Fuzzing Deep Learning Frameworks
With growing interests in building intelligent systems using machine learning techniques,
various libraries such as TensorFlow and PyTorch have been released to allow developers to easily integrate machine learning algorithms in their applications.
However, these libraries contain bugs, which hurt not only the development but also the accuracy and the performance of the models.
Therefore, the libraries need to be well-tested for better reliability.

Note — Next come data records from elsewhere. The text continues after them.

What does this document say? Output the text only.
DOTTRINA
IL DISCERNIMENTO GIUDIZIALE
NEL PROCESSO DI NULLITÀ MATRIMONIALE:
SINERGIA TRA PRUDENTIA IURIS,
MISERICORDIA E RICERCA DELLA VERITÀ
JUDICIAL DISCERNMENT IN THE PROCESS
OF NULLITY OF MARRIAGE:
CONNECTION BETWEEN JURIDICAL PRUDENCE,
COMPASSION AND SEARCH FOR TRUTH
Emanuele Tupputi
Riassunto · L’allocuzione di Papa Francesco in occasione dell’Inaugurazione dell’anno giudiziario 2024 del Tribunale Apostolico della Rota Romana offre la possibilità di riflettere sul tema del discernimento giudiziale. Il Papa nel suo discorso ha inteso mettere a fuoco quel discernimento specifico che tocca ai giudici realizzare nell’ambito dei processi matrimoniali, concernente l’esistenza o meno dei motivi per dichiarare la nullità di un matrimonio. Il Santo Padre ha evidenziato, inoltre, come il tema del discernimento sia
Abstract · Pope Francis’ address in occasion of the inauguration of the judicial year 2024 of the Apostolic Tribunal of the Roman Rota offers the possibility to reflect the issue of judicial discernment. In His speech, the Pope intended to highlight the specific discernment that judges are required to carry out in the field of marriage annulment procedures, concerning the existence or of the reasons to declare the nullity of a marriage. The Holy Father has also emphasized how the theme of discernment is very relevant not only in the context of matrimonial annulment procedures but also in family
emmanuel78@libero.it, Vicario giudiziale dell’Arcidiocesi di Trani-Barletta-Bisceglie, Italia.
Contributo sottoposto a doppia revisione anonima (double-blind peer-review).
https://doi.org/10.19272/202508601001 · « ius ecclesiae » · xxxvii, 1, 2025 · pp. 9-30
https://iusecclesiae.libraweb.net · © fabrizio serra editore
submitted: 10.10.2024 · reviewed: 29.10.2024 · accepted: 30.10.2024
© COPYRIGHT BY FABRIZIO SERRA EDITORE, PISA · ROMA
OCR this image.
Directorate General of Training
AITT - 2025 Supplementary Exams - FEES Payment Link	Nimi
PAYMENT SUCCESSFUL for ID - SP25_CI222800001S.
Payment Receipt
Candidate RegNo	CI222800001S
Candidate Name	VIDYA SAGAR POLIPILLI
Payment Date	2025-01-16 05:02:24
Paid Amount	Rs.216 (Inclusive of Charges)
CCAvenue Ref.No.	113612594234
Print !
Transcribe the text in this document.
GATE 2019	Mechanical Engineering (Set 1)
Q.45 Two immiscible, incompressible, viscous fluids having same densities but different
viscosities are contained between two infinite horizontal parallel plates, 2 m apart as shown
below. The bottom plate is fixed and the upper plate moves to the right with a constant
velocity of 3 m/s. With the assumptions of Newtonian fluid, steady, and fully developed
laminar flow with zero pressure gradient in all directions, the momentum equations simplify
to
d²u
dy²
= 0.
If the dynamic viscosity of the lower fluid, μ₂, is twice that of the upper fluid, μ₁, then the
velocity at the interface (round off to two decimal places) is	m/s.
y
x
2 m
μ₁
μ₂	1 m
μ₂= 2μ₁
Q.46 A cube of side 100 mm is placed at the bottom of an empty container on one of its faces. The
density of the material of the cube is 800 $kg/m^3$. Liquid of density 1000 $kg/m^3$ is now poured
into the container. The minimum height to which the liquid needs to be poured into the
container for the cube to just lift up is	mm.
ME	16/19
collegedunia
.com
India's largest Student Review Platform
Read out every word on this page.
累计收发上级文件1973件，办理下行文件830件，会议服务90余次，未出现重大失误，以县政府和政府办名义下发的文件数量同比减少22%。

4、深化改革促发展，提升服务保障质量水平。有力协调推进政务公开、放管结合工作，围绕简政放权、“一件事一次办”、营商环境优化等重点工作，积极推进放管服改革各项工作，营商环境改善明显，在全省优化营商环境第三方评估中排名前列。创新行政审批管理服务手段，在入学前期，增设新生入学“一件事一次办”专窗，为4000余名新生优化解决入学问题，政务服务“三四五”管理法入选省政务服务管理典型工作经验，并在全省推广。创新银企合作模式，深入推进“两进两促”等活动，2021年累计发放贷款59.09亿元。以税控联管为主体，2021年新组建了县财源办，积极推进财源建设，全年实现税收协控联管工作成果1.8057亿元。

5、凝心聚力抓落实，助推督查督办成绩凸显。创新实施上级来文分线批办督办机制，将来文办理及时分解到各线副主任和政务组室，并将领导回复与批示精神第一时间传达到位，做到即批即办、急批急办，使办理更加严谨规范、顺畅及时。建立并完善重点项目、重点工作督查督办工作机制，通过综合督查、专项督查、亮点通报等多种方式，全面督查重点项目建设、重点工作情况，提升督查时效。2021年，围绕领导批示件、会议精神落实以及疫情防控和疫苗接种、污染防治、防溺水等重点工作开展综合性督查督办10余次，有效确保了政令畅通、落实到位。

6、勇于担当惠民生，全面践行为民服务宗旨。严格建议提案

Testing machine learning libraries is challenging because many of these library functions expect structured inputs that follow machine learning-specific constraints.
In this talk, I will present several testing approaches that address this challenge by mining function constraints from API documents and synthesizing predicates on execution paths.
Mijung Kim is an Assistant Professor of Computer Science and Engineering Department at UNIST, South Korea. Before joining UNIST, she was a postdoc at Purdue University.
She received her Ph.D. in Computer Science from Hong Kong University of Science and Technology.
She also studied at Georgia Tech and UIUC for her master’s and bachelor’s degrees, respectively.
She is broadly interested in software engineering with a focus on improving software reliability and security on AI systems via software testing, fuzzing,
and large language models. She has published her work in major software engineering and AI conferences such as FSE, ISSTA, and EMNLP.